Le titre de la pièce, To Da Bone — en français, Jusqu'à l'os — associe de l'argot anglais, To Da (pour To The), à de l'anglais, la norme linguistique et son contraire. Les interprètes se connaissent depuis longtemps, mais ne s'étaient jamais rencontrés physiquement. Ils sont dix, huit jeunes hommes et deux jeunes femmes, qui ont adopté le look normcore : baskets, pantalon plutôt jean 501 (pas trop serré et pas trop large) et une veste de sport (ici, colorée). On lit sur internet qu'il s'agit d'« une esthétique de la normalité » et de « non-style ». (La)Horde aurait souhaité associer des performers afro-états-uniens et indonésiens, mais cela n'a pas été possible, et nous voici avec dix Blancs. Ils ont conscience que c'est problématique.

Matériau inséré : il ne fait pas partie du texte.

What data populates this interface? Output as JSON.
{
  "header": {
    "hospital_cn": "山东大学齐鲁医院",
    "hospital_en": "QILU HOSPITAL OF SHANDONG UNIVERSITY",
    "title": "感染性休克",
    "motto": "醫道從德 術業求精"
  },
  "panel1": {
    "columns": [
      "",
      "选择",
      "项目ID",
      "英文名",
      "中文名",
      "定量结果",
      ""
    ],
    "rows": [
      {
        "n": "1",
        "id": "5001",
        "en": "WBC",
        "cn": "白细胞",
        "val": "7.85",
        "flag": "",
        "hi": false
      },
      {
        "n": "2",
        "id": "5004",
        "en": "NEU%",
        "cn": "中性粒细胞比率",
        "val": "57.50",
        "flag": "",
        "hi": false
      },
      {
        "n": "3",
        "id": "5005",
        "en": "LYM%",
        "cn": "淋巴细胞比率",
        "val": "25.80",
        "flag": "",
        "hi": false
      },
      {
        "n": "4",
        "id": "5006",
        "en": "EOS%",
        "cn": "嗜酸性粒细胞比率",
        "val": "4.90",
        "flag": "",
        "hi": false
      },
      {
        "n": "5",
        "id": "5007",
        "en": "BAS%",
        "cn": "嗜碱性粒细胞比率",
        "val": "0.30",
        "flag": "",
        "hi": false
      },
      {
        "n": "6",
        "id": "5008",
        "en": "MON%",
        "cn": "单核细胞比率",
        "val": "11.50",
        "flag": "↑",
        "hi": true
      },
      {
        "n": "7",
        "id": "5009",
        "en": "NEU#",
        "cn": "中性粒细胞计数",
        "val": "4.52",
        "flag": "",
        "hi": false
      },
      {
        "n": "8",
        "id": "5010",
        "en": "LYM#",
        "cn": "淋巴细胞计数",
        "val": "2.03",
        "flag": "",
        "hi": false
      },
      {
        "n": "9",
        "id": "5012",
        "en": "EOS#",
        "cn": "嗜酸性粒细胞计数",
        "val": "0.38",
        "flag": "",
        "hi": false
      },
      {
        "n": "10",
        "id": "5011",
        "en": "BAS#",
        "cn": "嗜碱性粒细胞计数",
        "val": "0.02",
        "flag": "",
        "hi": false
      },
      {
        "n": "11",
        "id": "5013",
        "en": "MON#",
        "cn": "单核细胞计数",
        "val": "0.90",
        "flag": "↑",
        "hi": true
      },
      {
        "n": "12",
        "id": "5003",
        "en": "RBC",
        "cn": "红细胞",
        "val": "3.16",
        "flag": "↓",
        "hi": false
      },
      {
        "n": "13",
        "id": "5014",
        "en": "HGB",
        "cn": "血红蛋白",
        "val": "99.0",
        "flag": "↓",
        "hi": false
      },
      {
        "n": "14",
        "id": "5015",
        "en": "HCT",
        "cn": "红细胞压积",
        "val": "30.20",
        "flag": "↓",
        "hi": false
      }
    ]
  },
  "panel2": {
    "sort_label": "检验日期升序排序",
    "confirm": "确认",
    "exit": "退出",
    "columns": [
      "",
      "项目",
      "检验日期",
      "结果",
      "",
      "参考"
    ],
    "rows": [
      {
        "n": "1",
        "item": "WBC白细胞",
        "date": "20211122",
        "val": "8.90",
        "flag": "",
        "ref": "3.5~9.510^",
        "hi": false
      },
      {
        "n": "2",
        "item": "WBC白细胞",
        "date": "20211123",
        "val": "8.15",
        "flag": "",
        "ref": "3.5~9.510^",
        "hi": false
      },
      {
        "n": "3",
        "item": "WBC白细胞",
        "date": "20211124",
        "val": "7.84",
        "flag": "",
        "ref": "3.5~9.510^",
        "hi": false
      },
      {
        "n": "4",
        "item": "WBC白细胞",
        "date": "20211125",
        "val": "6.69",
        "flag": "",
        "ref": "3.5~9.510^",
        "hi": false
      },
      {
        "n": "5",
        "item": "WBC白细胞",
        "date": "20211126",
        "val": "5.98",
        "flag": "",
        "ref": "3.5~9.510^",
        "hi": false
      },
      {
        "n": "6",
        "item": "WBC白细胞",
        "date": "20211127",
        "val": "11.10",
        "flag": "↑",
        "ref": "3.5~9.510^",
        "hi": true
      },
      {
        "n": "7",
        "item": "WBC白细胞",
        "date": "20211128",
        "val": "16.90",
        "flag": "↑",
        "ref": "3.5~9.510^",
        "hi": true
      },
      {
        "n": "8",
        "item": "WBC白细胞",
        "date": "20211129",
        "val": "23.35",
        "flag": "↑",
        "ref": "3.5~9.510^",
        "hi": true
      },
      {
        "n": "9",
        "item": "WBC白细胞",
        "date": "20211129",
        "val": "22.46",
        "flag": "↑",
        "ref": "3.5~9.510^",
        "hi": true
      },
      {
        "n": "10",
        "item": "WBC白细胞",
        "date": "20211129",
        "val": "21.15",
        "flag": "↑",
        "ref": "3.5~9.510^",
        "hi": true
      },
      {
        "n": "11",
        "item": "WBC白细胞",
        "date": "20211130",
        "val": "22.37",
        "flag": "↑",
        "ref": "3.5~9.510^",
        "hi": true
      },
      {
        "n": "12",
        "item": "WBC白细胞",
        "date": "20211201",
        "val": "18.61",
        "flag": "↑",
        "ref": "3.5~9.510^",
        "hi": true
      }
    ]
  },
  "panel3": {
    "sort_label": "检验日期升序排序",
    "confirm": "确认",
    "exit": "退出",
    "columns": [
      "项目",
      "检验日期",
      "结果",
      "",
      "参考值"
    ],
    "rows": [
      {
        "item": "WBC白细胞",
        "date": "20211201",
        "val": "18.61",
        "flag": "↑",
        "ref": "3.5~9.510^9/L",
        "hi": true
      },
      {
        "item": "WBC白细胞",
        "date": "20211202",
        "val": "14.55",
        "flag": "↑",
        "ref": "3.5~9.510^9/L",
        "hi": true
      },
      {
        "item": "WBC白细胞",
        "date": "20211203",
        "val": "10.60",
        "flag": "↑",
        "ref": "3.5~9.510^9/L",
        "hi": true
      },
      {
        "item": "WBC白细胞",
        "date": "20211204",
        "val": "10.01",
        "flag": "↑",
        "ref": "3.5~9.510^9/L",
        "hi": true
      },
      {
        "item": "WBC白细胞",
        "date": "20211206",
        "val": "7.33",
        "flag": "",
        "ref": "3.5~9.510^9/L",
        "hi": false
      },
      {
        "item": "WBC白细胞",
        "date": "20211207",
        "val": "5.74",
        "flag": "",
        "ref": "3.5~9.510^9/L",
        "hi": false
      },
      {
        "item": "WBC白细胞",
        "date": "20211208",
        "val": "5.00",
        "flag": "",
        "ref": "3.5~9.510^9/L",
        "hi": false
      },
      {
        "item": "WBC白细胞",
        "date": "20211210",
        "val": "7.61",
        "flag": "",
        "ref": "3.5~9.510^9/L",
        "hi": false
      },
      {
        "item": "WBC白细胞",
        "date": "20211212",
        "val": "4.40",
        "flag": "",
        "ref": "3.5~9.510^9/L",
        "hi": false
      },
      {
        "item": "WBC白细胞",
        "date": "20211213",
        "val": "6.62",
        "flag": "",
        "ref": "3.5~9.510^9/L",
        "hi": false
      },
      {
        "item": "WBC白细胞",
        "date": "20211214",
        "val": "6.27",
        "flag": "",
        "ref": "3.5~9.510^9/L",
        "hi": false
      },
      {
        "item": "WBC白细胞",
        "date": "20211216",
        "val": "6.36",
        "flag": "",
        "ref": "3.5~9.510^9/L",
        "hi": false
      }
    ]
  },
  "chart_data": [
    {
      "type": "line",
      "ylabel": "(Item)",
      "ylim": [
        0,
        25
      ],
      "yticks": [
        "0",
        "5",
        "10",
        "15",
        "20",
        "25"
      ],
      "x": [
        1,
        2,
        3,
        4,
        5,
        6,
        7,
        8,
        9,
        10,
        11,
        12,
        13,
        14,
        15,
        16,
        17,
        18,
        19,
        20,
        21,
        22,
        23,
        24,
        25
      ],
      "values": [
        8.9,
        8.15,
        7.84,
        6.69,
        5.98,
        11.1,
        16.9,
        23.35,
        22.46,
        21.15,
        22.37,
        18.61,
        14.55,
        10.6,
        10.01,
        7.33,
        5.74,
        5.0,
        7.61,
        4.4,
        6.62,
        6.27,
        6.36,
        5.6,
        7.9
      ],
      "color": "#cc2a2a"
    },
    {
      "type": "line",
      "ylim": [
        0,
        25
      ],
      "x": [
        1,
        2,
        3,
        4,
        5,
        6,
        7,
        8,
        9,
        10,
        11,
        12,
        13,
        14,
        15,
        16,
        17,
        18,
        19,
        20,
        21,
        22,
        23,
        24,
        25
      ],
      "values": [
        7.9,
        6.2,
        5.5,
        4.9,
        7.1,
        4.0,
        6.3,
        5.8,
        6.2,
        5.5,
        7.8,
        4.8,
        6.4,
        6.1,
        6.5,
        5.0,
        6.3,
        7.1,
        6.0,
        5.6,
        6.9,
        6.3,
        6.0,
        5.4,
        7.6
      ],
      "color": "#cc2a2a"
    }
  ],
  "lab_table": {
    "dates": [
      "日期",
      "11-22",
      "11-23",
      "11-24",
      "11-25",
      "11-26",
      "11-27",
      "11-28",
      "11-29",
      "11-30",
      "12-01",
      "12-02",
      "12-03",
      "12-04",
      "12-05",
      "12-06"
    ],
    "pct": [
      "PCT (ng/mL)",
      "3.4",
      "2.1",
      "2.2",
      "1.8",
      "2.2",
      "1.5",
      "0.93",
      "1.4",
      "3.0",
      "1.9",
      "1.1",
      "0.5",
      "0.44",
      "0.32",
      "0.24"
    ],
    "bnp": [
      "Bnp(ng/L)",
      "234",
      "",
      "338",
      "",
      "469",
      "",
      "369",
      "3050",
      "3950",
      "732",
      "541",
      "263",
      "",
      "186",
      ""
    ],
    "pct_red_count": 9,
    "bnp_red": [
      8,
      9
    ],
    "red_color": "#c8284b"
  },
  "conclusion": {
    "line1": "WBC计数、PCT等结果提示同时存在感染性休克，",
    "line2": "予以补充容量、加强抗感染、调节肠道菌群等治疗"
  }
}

Le groupe, compact, est en mouvement dans une mécanique sans fin, d'où un individu sort un temps, pour revenir dans la meute tout aussi mécaniquement. C'est réussi, un peu trop « viril » au sens où tout cela porte une agressivité certaine. Cette discipline peut faire penser à un entrainement de militaires ou de néo-nazis. À la fin on se dit qu'après la représentation ils vont tous aller « casser du pédé. » L'esthétique jumpstyle est en fait plurielle : sur internet, les vidéos sont bon enfant, souriantes et détendues, le film Novaciéries suggère la désolation, To Da Bone la potentialité d'une confrontation future violente. En leur remettant le deuxième prix du jury, Vincent Macaigne expliquait : « Ce qu'on a récompensé est vraiment très beau, parce que ça nous a parlé d'une forme de colère qu'il peut y avoir en Europe. Il y avait une sorte d'énergie à nos yeux tribale, politique et contemporaine. On a aussi voulu féliciter le travail de recherche de danse. » Mais on peut percevoir cette énergie comme régressive, et dangereuse. Il existe un danger à trop l'esthétiser. La montrer est une chose, expliquer les conditions socio-historiques qui rendent possibles son apparition en est une autre, plus difficile, plus ambitieuse et plus nécessaire. Au cinéma on dirait que tout cela est un problème de cadrage : le spectre est large entre la dénonciation et l'accord, en passant par le constat qui se veut neutre. (La)Horde défend le droit à un « regard non autoritaire ». Mais il nous semble que la réflexion sur le cadrage doit se poursuivre, en dissipant l'ambiguité.